CFP Roundup 9.18.2013


Below are a number of recent Calls for Papers:

5th Annual LSU History Graduate Conference
 
When? March 21-22, 2014.
Where?  Baton Rouge, Louisiana.
Deadline: December 1, 2013.

We invite submissions for panels or individual papers from graduate students at all levels of study. Proposals may cover all fields and approaches of historical scholarship and span all chronological and geographical boundaries…The keynote speaker is Edward L. Ayers, President and Professor of History at the University of Richmond and author of Vengeance & Justice: Crime and Punishment in the Nineteenth-Century American South and What Caused the Civil War?

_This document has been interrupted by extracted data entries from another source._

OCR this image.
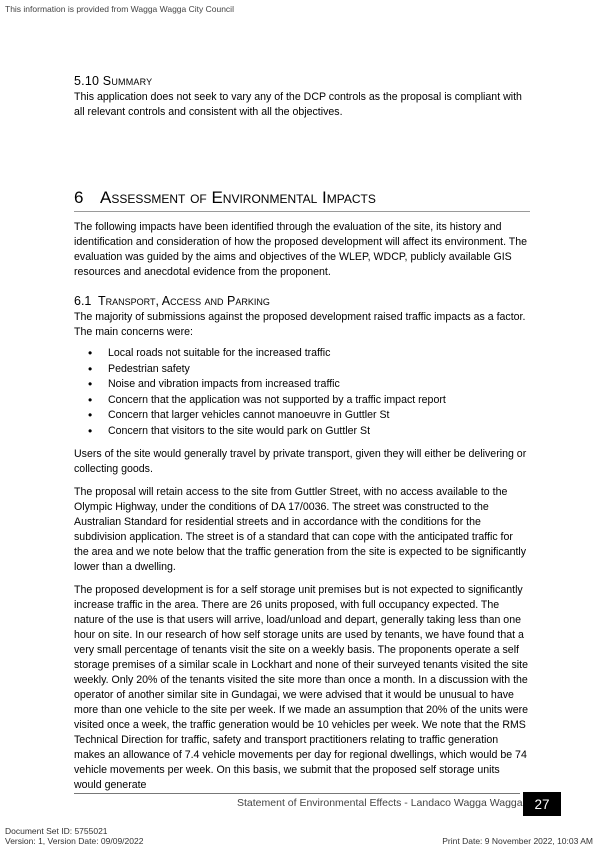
This information is provided from Wagga Wagga City Council
5.10 Summary

This application does not seek to vary any of the DCP controls as the proposal is compliant with all relevant controls and consistent with all the objectives.

6 Assessment of Environmental Impacts

The following impacts have been identified through the evaluation of the site, its history and identification and consideration of how the proposed development will affect its environment. The evaluation was guided by the aims and objectives of the WLEP, WDCP, publicly available GIS resources and anecdotal evidence from the proponent.

6.1 Transport, Access and Parking

The majority of submissions against the proposed development raised traffic impacts as a factor. The main concerns were:

• Local roads not suitable for the increased traffic
• Pedestrian safety
• Noise and vibration impacts from increased traffic
• Concern that the application was not supported by a traffic impact report
• Concern that larger vehicles cannot manoeuvre in Guttler St
• Concern that visitors to the site would park on Guttler St

Users of the site would generally travel by private transport, given they will either be delivering or collecting goods.

The proposal will retain access to the site from Guttler Street, with no access available to the Olympic Highway, under the conditions of DA 17/0036. The street was constructed to the Australian Standard for residential streets and in accordance with the conditions for the subdivision application. The street is of a standard that can cope with the anticipated traffic for the area and we note below that the traffic generation from the site is expected to be significantly lower than a dwelling.

The proposed development is for a self storage unit premises but is not expected to significantly increase traffic in the area. There are 26 units proposed, with full occupancy expected. The nature of the use is that users will arrive, load/unload and depart, generally taking less than one hour on site. In our research of how self storage units are used by tenants, we have found that a very small percentage of tenants visit the site on a weekly basis. The proponents operate a self storage premises of a similar scale in Lockhart and none of their surveyed tenants visited the site weekly. Only 20% of the tenants visited the site more than once a month. In a discussion with the operator of another similar site in Gundagai, we were advised that it would be unusual to have more than one vehicle to the site per week. If we made an assumption that 20% of the units were visited once a week, the traffic generation would be 10 vehicles per week. We note that the RMS Technical Direction for traffic, safety and transport practitioners relating to traffic generation makes an allowance of 7.4 vehicle movements per day for regional dwellings, which would be 74 vehicle movements per week. On this basis, we submit that the proposed self storage units would generate

Statement of Environmental Effects - Landaco Wagga Wagga 27
Document Set ID: 5755021
Version: 1, Version Date: 09/09/2022	Print Date: 9 November 2022, 10:03 AM
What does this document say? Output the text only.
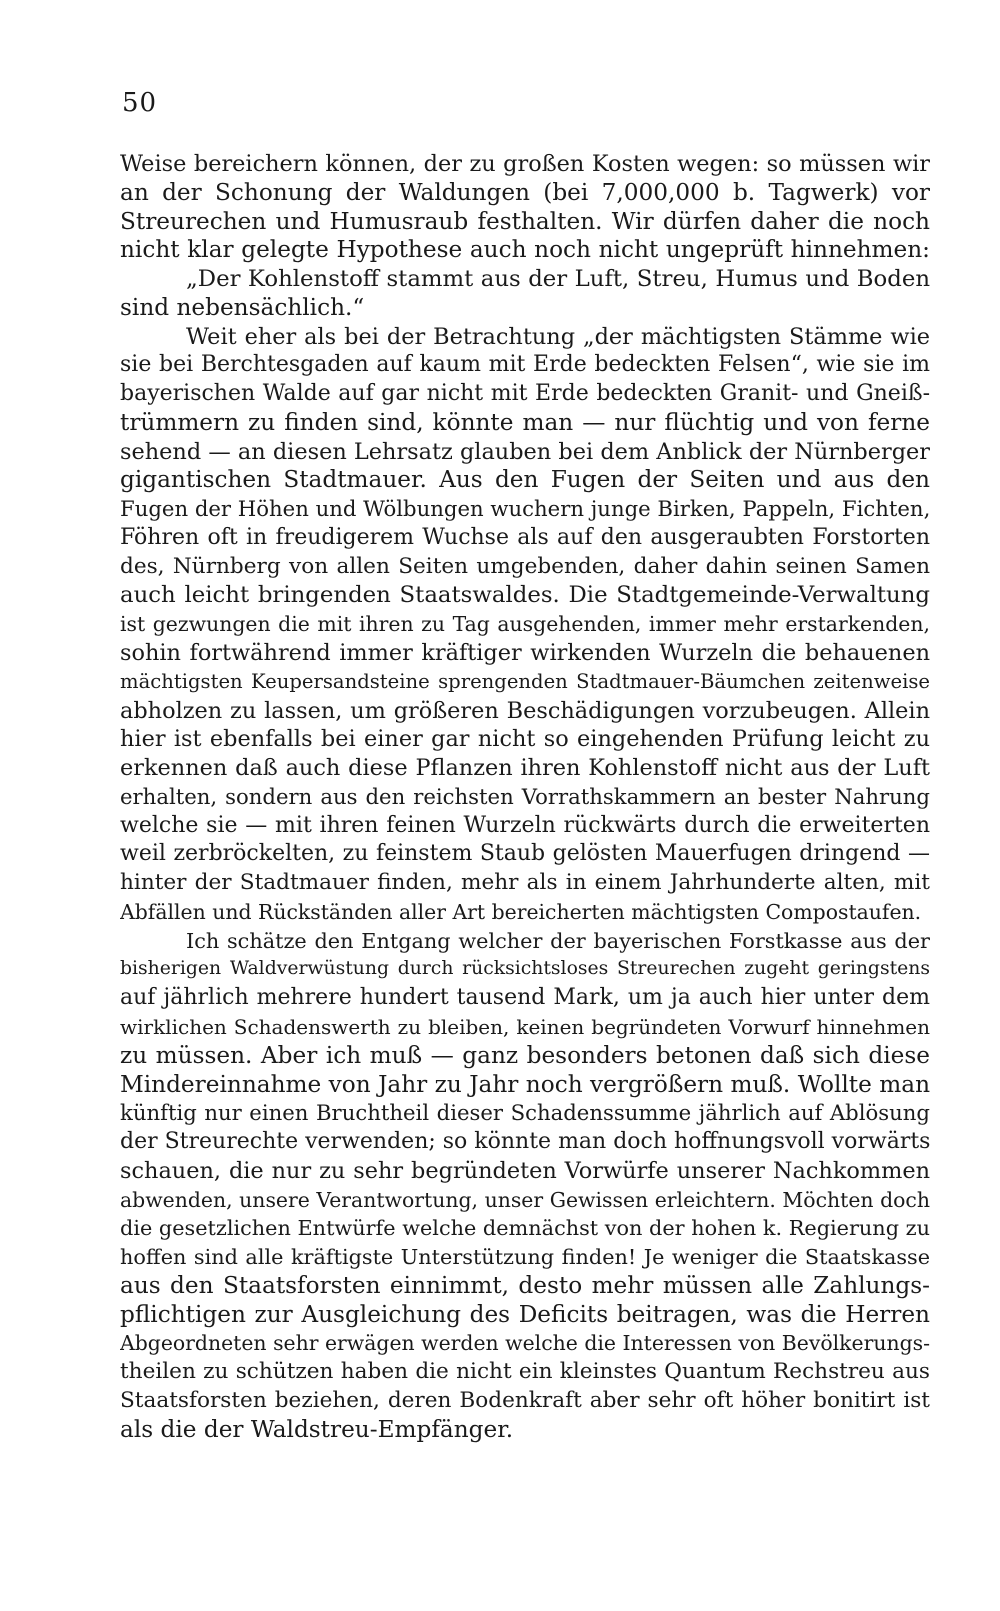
50
Weise bereichern können, der zu großen Kosten wegen: so müssen wir
an der Schonung der Waldungen (bei 7,000,000 b. Tagwerk) vor
Streurechen und Humusraub festhalten. Wir dürfen daher die noch
nicht klar gelegte Hypothese auch noch nicht ungeprüft hinnehmen:
„Der Kohlenstoff stammt aus der Luft, Streu, Humus und Boden
sind nebensächlich.“
Weit eher als bei der Betrachtung „der mächtigsten Stämme wie
sie bei Berchtesgaden auf kaum mit Erde bedeckten Felsen“, wie sie im
bayerischen Walde auf gar nicht mit Erde bedeckten Granit- und Gneiß-
trümmern zu finden sind, könnte man — nur flüchtig und von ferne
sehend — an diesen Lehrsatz glauben bei dem Anblick der Nürnberger
gigantischen Stadtmauer. Aus den Fugen der Seiten und aus den
Fugen der Höhen und Wölbungen wuchern junge Birken, Pappeln, Fichten,
Föhren oft in freudigerem Wuchse als auf den ausgeraubten Forstorten
des, Nürnberg von allen Seiten umgebenden, daher dahin seinen Samen
auch leicht bringenden Staatswaldes. Die Stadtgemeinde-Verwaltung
ist gezwungen die mit ihren zu Tag ausgehenden, immer mehr erstarkenden,
sohin fortwährend immer kräftiger wirkenden Wurzeln die behauenen
mächtigsten Keupersandsteine sprengenden Stadtmauer-Bäumchen zeitenweise
abholzen zu lassen, um größeren Beschädigungen vorzubeugen. Allein
hier ist ebenfalls bei einer gar nicht so eingehenden Prüfung leicht zu
erkennen daß auch diese Pflanzen ihren Kohlenstoff nicht aus der Luft
erhalten, sondern aus den reichsten Vorrathskammern an bester Nahrung
welche sie — mit ihren feinen Wurzeln rückwärts durch die erweiterten
weil zerbröckelten, zu feinstem Staub gelösten Mauerfugen dringend —
hinter der Stadtmauer finden, mehr als in einem Jahrhunderte alten, mit
Abfällen und Rückständen aller Art bereicherten mächtigsten Compostaufen.
Ich schätze den Entgang welcher der bayerischen Forstkasse aus der
bisherigen Waldverwüstung durch rücksichtsloses Streurechen zugeht geringstens
auf jährlich mehrere hundert tausend Mark, um ja auch hier unter dem
wirklichen Schadenswerth zu bleiben, keinen begründeten Vorwurf hinnehmen
zu müssen. Aber ich muß — ganz besonders betonen daß sich diese
Mindereinnahme von Jahr zu Jahr noch vergrößern muß. Wollte man
künftig nur einen Bruchtheil dieser Schadenssumme jährlich auf Ablösung
der Streurechte verwenden; so könnte man doch hoffnungsvoll vorwärts
schauen, die nur zu sehr begründeten Vorwürfe unserer Nachkommen
abwenden, unsere Verantwortung, unser Gewissen erleichtern. Möchten doch
die gesetzlichen Entwürfe welche demnächst von der hohen k. Regierung zu
hoffen sind alle kräftigste Unterstützung finden! Je weniger die Staatskasse
aus den Staatsforsten einnimmt, desto mehr müssen alle Zahlungs-
pflichtigen zur Ausgleichung des Deficits beitragen, was die Herren
Abgeordneten sehr erwägen werden welche die Interessen von Bevölkerungs-
theilen zu schützen haben die nicht ein kleinstes Quantum Rechstreu aus
Staatsforsten beziehen, deren Bodenkraft aber sehr oft höher bonitirt ist
als die der Waldstreu-Empfänger.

Reflections on the South and Southern History.
 


Consortium on the Revolutionary Era, 1750-1850
 
When? February 20-22, 2014.
Where? Oxford, Mississippi.
Deadline: October 18, 2013.

The Consortium on the Revolutionary Era, 1750-1850 (CRE) is an organization of member schools dedicated to the promotion of research on the Revolutionary Period. The CRE provides an annual venue for the presentation of original research on the history of Europe, the United States, Latin America, the Atlantic World and beyond during the Age of Revolution. In 2014, the University of Mississippi will host the annual meeting. We are soliciting panel/paper proposals treating any aspect of history, literature, political thought, art, or music history on the period from 1750 to 1850. We welcome proposals from allied disciplines and comparative studies. In short, we offer a platform for research into the Revolutionary Era broadly defined. Annual conferences are not theme-based so a broad array of panels/papers are encouraged, including linked sessions on important anniversary events.
 
"Race and Nation in the Age of Emancipations: A Symposium on the Atlantic World"
 
When? February 21-22, 2014.
Where? Rice University, Houston, Texas.
Deadline: November 1, 2013.

The Department of History at Rice University invites proposals for a special conference and anthology exploring the complicated relationship between race, citizenship, and national identity during the era of emancipations. Historians working within the framework of Atlantic History have reoriented our understandings of the past away from the nation-state and towards an Atlantic, hemispheric, continental, or global approach. Without such movement away from a nationally-based framework, much of the innovative and enlightening scholarship on people of color in the Atlantic World would have been impossible. Yet by de-privileging the nation-state, historians have obscured the discussion of how nationality and citizenship figured into blacks’ conceptions of their own identities, as well as whites’ conceptions of people of color within the nation. Nationality, whether legal citizenship or cultural imagination, played an integral role in the formation of individual and group identity. By examining race, identity, and nation in particular contexts, this symposium will contribute to a better understanding of if, how, and why people of color throughout the Atlantic World came to understand themselves as citizens during the long nineteenth century… Successful proposals may consider a range of topics relating to race, citizenship, and national identity. We invite papers exploring a single national context or those employing a transnational analysis, and we hope to feature projects that span the era of emancipations, roughly from the Haitian Revolution through Brazilian abolition.
“Transformational Conflicts: War and its Legacy through History,” 81st Annual Meeting of the Society for Military History
 
When? April 3-7, 2014.
Where? Kansas City, Missouri.
Deadline: October 1, 2013.


The year 2014 marks the 100th anniversary of the start of the First World War. It is also the 150th anniversary of the third year of the American Civil War, 200th anniversary of seminal events in the Napoleonic Wars and War of 1812, and 300th anniversary of the end of the War of the Spanish Succession. The Society for Military History invites papers that examine these and other pivotal conflicts in terms of how they were conducted, their effects on the evolution of war, culture, and society and how historians and societies at large have remembered them. The program committee will consider paper and panel proposals on all aspects of military history, while especially encouraging submissions that reflect on this important theme.